APOBEC3B genetic mutation signatures could be used to target cancers
An innovative new vaccine technique, which sensitises the immune system to the genetic signature of APOBEC mutations (often found in cancers), increases the efficacy of immunotherapies.
Researchers have found that enhancing cancer cell mutation using APOBEC3B and then creating a personalised vaccine with the resulting mutated cells, amplified the effects of a checkpoint inhibitor immunotherapy. The researchers hope to take the vaccine technique into clinical trials for paediatric brain tumours within the next year.
International collaboration identified that APOBEC3B’s role in driving cancer evolution can be used to create vaccines that can boost the immune response. APOBEC is frequently hijacked by cancer in the body to cause rapid mutation, allowing the development of drug resistance.

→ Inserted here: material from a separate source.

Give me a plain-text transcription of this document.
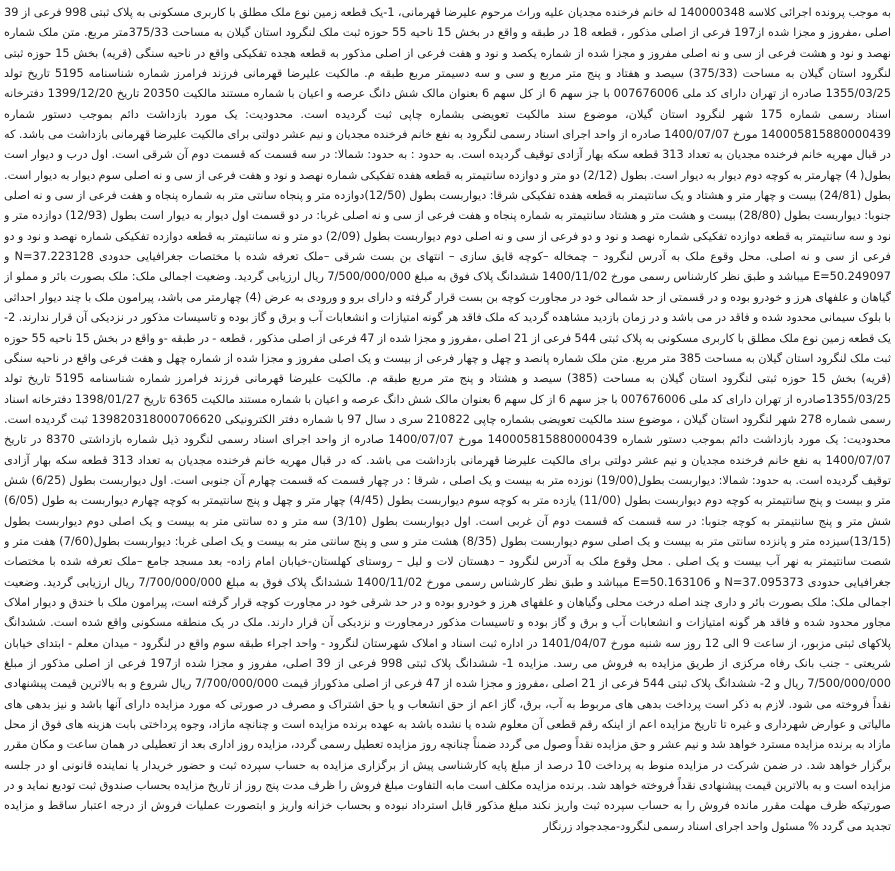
به موجب پرونده اجرائی کلاسه 140000348 له خانم فرخنده مجدیان علیه وراث مرحوم علیرضا قهرمانی، 1-یک قطعه زمین نوع ملک مطلق با کاربری مسکونی به پلاک ثبتی 998 فرعی از 39 اصلی ،مفروز و مجزا شده از197 فرعی از اصلی مذکور ، قطعه 18 در طبقه و واقع در بخش 15 ناحیه 55 حوزه ثبت ملک لنگرود استان گیلان به مساحت 375/33متر مربع. متن ملک شماره نهصد و نود و هشت فرعی از سی و نه اصلی مفروز و مجزا شده از شماره یکصد و نود و هفت فرعی از اصلی مذکور به قطعه هجده تفکیکی واقع در ناحیه سنگی (قریه) بخش 15 حوزه ثبتی لنگرود استان گیلان به مساحت (375/33) سیصد و هفتاد و پنج متر مربع و سی و سه دسیمتر مربع طبقه م. مالکیت علیرضا قهرمانی فرزند فرامرز شماره شناسنامه 5195 تاریخ تولد 1355/03/25 صادره از تهران دارای کد ملی 007676006 با جز سهم 6 از کل سهم 6 بعنوان مالک شش دانگ عرصه و اعیان با شماره مستند مالکیت 20350 تاریخ 1399/12/20 دفترخانه اسناد رسمی شماره 175 شهر لنگرود استان گیلان، موضوع سند مالکیت تعویضی بشماره چاپی ثبت گردیده است. محدودیت: یک مورد بازداشت دائم بموجب دستور شماره 140005815880000439 مورخ 1400/07/07 صادره از واحد اجرای اسناد رسمی لنگرود به نفع خانم فرخنده مجدیان و نیم عشر دولتی برای مالکیت علیرضا قهرمانی بازداشت می باشد. که در قبال مهریه خانم فرخنده مجدیان به تعداد 313 قطعه سکه بهار آزادی توقیف گردیده است. به حدود : به حدود: شمالا: در سه قسمت که قسمت دوم آن شرقی است. اول درب و دیوار است بطول( 4) چهارمتر به کوچه دوم دیوار به دیوار است. بطول (2/12) دو متر و دوازده سانتیمتر به قطعه هفده تفکیکی شماره نهصد و نود و هفت فرعی از سی و نه اصلی سوم دیوار به دیوار است. بطول (24/81) بیست و چهار متر و هشتاد و یک سانتیمتر به قطعه هفده تفکیکی شرقا: دیواربست بطول (12/50)دوازده متر و پنجاه سانتی متر به شماره پنجاه و هفت فرعی از سی و نه اصلی جنوبا: دیواربست بطول (28/80) بیست و هشت متر و هشتاد سانتیمتر به شماره پنجاه و هفت فرعی از سی و نه اصلی غربا: در دو قسمت اول دیوار به دیوار است بطول (12/93) دوازده متر و نود و سه سانتیمتر به قطعه دوازده تفکیکی شماره نهصد و نود و دو فرعی از سی و نه اصلی دوم دیواربست بطول (2/09) دو متر و نه سانتیمتر به قطعه دوازده تفکیکی شماره نهصد و نود و دو فرعی از سی و نه اصلی. محل وقوع ملک به آدرس لنگرود – چمخاله –کوچه قایق سازی – انتهای بن بست شرقی –ملک تعرفه شده با مختصات جغرافیایی حدودی N=37.223128 و E=50.249097 میباشد و طبق نظر کارشناس رسمی مورخ 1400/11/02 ششدانگ پلاک فوق به مبلغ 7/500/000/000 ریال ارزیابی گردید. وضعیت اجمالی ملک: ملک بصورت بائر و مملو از گیاهان و علفهای هرز و خودرو بوده و در قسمتی از حد شمالی خود در مجاورت کوچه بن بست قرار گرفته و دارای برو و ورودی به عرض (4) چهارمتر می باشد، پیرامون ملک با چند دیوار احداثی با بلوک سیمانی محدود شده و فاقد در می باشد و در زمان بازدید مشاهده گردید که ملک فاقد هر گونه امتیازات و انشعابات آب و برق و گاز بوده و تاسیسات مذکور در نزدیکی آن قرار ندارند. 2-یک قطعه زمین نوع ملک مطلق با کاربری مسکونی به پلاک ثبتی 544 فرعی از 21 اصلی ،مفروز و مجزا شده از 47 فرعی از اصلی مذکور ، قطعه - در طبقه -و واقع در بخش 15 ناحیه 55 حوزه ثبت ملک لنگرود استان گیلان به مساحت 385 متر مربع. متن ملک شماره پانصد و چهل و چهار فرعی از بیست و یک اصلی مفروز و مجزا شده از شماره چهل و هفت فرعی واقع در ناحیه سنگی (قریه) بخش 15 حوزه ثبتی لنگرود استان گیلان به مساحت (385) سیصد و هشتاد و پنج متر مربع طبقه م. مالکیت علیرضا قهرمانی فرزند فرامرز شماره شناسنامه 5195 تاریخ تولد 1355/03/25صادره از تهران دارای کد ملی 007676006 با جز سهم 6 از کل سهم 6 بعنوان مالک شش دانگ عرصه و اعیان با شماره مستند مالکیت 6365 تاریخ 1398/01/27 دفترخانه اسناد رسمی شماره 278 شهر لنگرود استان گیلان ، موضوع سند مالکیت تعویضی بشماره چاپی 210822 سری د سال 97 با شماره دفتر الکترونیکی 139820318000706620 ثبت گردیده است. محدودیت: یک مورد بازداشت دائم بموجب دستور شماره 140005815880000439 مورخ 1400/07/07 صادره از واحد اجرای اسناد رسمی لنگرود ذیل شماره بازداشتی 8370 در تاریخ 1400/07/07 به نفع خانم فرخنده مجدیان و نیم عشر دولتی برای مالکیت علیرضا قهرمانی بازداشت می باشد. که در قبال مهریه خانم فرخنده مجدیان به تعداد 313 قطعه سکه بهار آزادی توقیف گردیده است. به حدود: شمالا: دیواربست بطول(19/00) نوزده متر به بیست و یک اصلی ، شرقا : در چهار قسمت که قسمت چهارم آن جنوبی است. اول دیواربست بطول (6/25) شش متر و بیست و پنج سانتیمتر به کوچه دوم دیواربست بطول (11/00) یازده متر به کوچه سوم دیواربست بطول (4/45) چهار متر و چهل و پنج سانتیمتر به کوچه چهارم دیواربست به طول (6/05) شش متر و پنج سانتیمتر به کوچه جنوبا: در سه قسمت که قسمت دوم آن غربی است. اول دیواربست بطول (3/10) سه متر و ده سانتی متر به بیست و یک اصلی دوم دیواربست بطول (13/15)سیزده متر و پانزده سانتی متر به بیست و یک اصلی سوم دیواربست بطول (8/35) هشت متر و سی و پنج سانتی متر به بیست و یک اصلی غربا: دیواربست بطول(7/60) هفت متر و شصت سانتیمتر به نهر آب بیست و یک اصلی . محل وقوع ملک به آدرس لنگرود – دهستان لات و لیل – روستای کهلستان-خیابان امام زاده- بعد مسجد جامع –ملک تعرفه شده با مختصات جغرافیایی حدودی N=37.095373 و E=50.163106 میباشد و طبق نظر کارشناس رسمی مورخ 1400/11/02 ششدانگ پلاک فوق به مبلغ 7/700/000/000 ریال ارزیابی گردید. وضعیت اجمالی ملک: ملک بصورت بائر و داری چند اصله درخت محلی وگیاهان و علفهای هرز و خودرو بوده و در حد شرقی خود در مجاورت کوچه قرار گرفته است، پیرامون ملک با خندق و دیوار املاک مجاور محدود شده و فاقد هر گونه امتیازات و انشعابات آب و برق و گاز بوده و تاسیسات مذکور درمجاورت و نزدیکی آن قرار دارند. ملک در یک منطقه مسکونی واقع شده است. ششدانگ پلاکهای ثبتی مزبور، از ساعت 9 الی 12 روز سه شنبه مورخ 1401/04/07 در اداره ثبت اسناد و املاک شهرستان لنگرود - واحد اجراء طبقه سوم واقع در لنگرود - میدان معلم - ابتدای خیابان شریعتی - جنب بانک رفاه مرکزی از طریق مزایده به فروش می رسد. مزایده 1- ششدانگ پلاک ثبتی 998 فرعی از 39 اصلی، مفروز و مجزا شده از197 فرعی از اصلی مذکور از مبلغ 7/500/000/000 ریال و 2- ششدانگ پلاک ثبتی 544 فرعی از 21 اصلی ،مفروز و مجزا شده از 47 فرعی از اصلی مذکوراز قیمت 7/700/000/000 ریال شروع و به بالاترین قیمت پیشنهادی نقداً فروخته می شود. لازم به ذکر است پرداخت بدهی های مربوط به آب، برق، گاز اعم از حق انشعاب و یا حق اشتراک و مصرف در صورتی که مورد مزایده دارای آنها باشد و نیز بدهی های مالیاتی و عوارض شهرداری و غیره تا تاریخ مزایده اعم از اینکه رقم قطعی آن معلوم شده یا نشده باشد به عهده برنده مزایده است و چنانچه مازاد، وجوه پرداختی بابت هزینه های فوق از محل مازاد به برنده مزایده مسترد خواهد شد و نیم عشر و حق مزایده نقداً وصول می گردد ضمناً چنانچه روز مزایده تعطیل رسمی گردد، مزایده روز اداری بعد از تعطیلی در همان ساعت و مکان مقرر برگزار خواهد شد. در ضمن شرکت در مزایده منوط به پرداخت 10 درصد از مبلغ پایه کارشناسی پیش از برگزاری مزایده به حساب سپرده ثبت و حضور خریدار یا نماینده قانونی او در جلسه مزایده است و به بالاترین قیمت پیشنهادی نقداً فروخته خواهد شد. برنده مزایده مکلف است مابه التفاوت مبلغ فروش را ظرف مدت پنج روز از تاریخ مزایده بحساب صندوق ثبت تودیع نماید و در صورتیکه ظرف مهلت مقرر مانده فروش را به حساب سپرده ثبت واریز نکند مبلغ مذکور قابل استرداد نبوده و بحساب خزانه واریز و ابتصورت عملیات فروش از درجه اعتبار ساقط و مزایده تجدید می گردد % مسئول واحد اجرای اسناد رسمی لنگرود-مجدجواد زرنگار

The collaborators now intend to complete further preclinical research, with the aim of translating the vaccine technique into humans.”
First the researchers showed that when APOBEC3B edits the DNA of cells, it leaves genetic ‘signatures’ that could be recognised by the immune system. When they ran genetic analysis, there were more than a million mutations in cells expressing APOBEC3B, compared with control cells. Of these, 68,000 had the APOBEC3B signature, which could be targeted by immune checkpoint blockade, an immunotherapy strategy.
Due to the risk of APOBEC3B driving cancer evolution and drug resistance, the team decided not to give APOBEC3B directly to tumours, instead they created a vaccine using the genetic signature left behind. The resultant vaccine is personalised to the genetic profile of a patient’s specific tumour.
To test the vaccine, they treated mice with melanoma and brain cancers. When combined with a checkpoint inhibitor immunotherapy, the researchers said the cancer was cured.
The collaborators now intend to complete further pre-clinical research, with the aim of translating the vaccine technique into humans. They hope to set up clinical trials for paediatric brain tumours within the next year.
Study author Alan Melcher, Professor of Translational Immunotherapy at The Institute of Cancer Research (ICR), London, said: “Our new study rather paradoxically takes advantage of a mechanism used by cancers to rapidly evolve and become resistant to chemotherapy, and instead makes them much more vulnerable to the effects of immunotherapy.
“We have supercharged genetic changes in cancer in order to create cancer vaccines, which are tailored to the genetic code of these tumours, and can boost the immune response against them.
“By combining our vaccines with checkpoint inhibitor chemotherapy, we’ve shown in mice that it is possible to cure tumours in a variety of locations, including the brain. Our new approach has the potential to be effective against cancers that do not currently respond to treatment, and we are keen to take it into clinical trials as soon as possible.”
The ICR is currently creating a new £75 million Centre for Cancer Drug Discovery to study molecules like APOBEC3B, with the aim of creating new cancer treatments able to overcome cancer evolution and drug resistance.
The study was published in Nature Communications.